Freezing the Encoder
To fine-tune only the decoder head while keeping ImageNet features frozen, call set_encoder_trainable(False) on the model:
model = Model(cfg)
model.set_encoder_trainable(trainable=False)
This sets requires_grad=False on all parameters of model.encoder. To unfreeze later (e.g., after an initial warm-up phase), call set_encoder_trainable(True).
LR Warmup
A linear learning rate warmup can be prepended to any scheduler (except OneCycleLR, which has its own warmup logic) by setting warmup_epochs inside hyperparameters.

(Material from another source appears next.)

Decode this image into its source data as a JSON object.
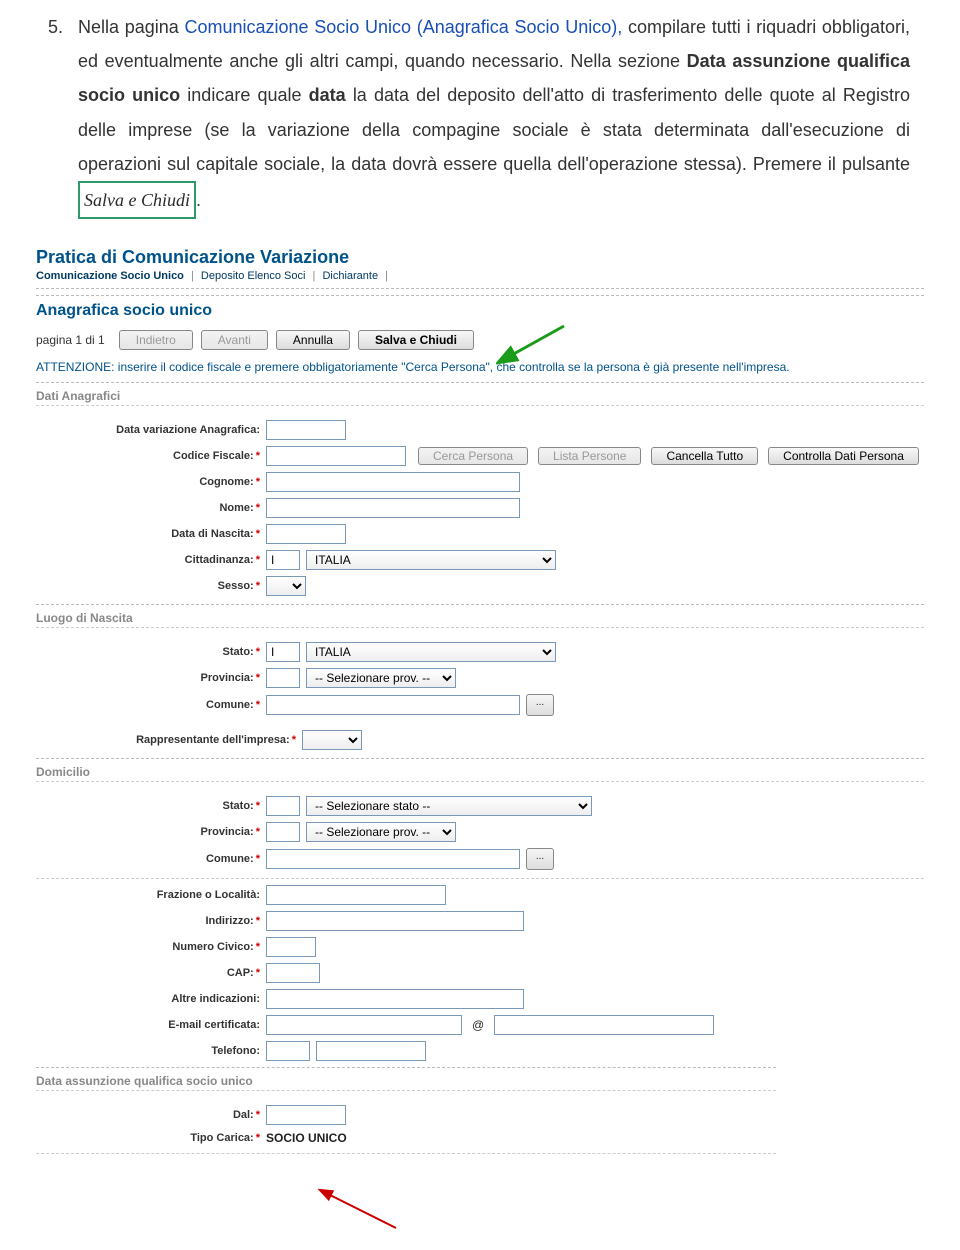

During warmup the LR rises linearly from 1% of the base rate to 100% over the configured number of epochs, then the main scheduler takes over.
LR Warmup Config
hyperparameters:
batch_size: 8
warmup_epochs: 5 # linear warmup for 5 epochs, then hand off to main scheduler
scheduler_list:
- scheduler:
_target_: torch.optim.lr_scheduler.CosineAnnealingLR
T_max: 95 # automatically reduced by warmup_epochs
eta_min: 1.0e-6
interval: epoch
name: cosine_lr
The framework automatically subtracts warmup_epochs from T_max (or equivalent period parameters) so the total scheduled duration stays at epochs as configured.
warmup_epochs is ignored when OneCycleLR is used — that scheduler has its own built-in warm-up phase via its pct_start parameter.

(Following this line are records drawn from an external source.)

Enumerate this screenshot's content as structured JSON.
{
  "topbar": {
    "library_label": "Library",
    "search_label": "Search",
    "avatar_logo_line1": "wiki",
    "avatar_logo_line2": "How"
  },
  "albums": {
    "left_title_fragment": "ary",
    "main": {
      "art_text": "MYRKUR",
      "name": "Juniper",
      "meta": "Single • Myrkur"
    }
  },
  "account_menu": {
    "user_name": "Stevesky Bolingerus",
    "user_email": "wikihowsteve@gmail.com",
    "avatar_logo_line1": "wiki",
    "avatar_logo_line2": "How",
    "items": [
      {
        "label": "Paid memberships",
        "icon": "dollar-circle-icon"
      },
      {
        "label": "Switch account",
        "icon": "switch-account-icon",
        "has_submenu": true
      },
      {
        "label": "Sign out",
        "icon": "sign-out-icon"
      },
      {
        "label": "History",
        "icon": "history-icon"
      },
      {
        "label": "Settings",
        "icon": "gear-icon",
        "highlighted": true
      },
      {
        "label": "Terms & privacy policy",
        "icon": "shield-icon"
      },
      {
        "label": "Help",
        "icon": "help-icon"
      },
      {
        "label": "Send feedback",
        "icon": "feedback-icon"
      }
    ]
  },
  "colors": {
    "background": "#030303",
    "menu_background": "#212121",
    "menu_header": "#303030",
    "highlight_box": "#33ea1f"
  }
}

Warmup is especially helpful when:
- Using large batch sizes (stable gradient estimates develop gradually).
- Fine-tuning a pretrained encoder that would otherwise be disrupted by a high initial LR.
- Combined with
EMACallback, where early EMA contamination from large weight swings is undesirable.
Accumulating Gradients
Gradient accumulation simulates a larger effective batch size without requiring more GPU memory:
pl_trainer:
accumulate_grad_batches: 4 # effective batch = batch_size × 4
hyperparameters:
batch_size: 4 # physical batch per step
# effective batch size: 4 × 4 = 16
OneCycleLR auto-configuration accounts for accumulate_grad_batches when computing steps_per_epoch, so the scheduler cadence remains correct.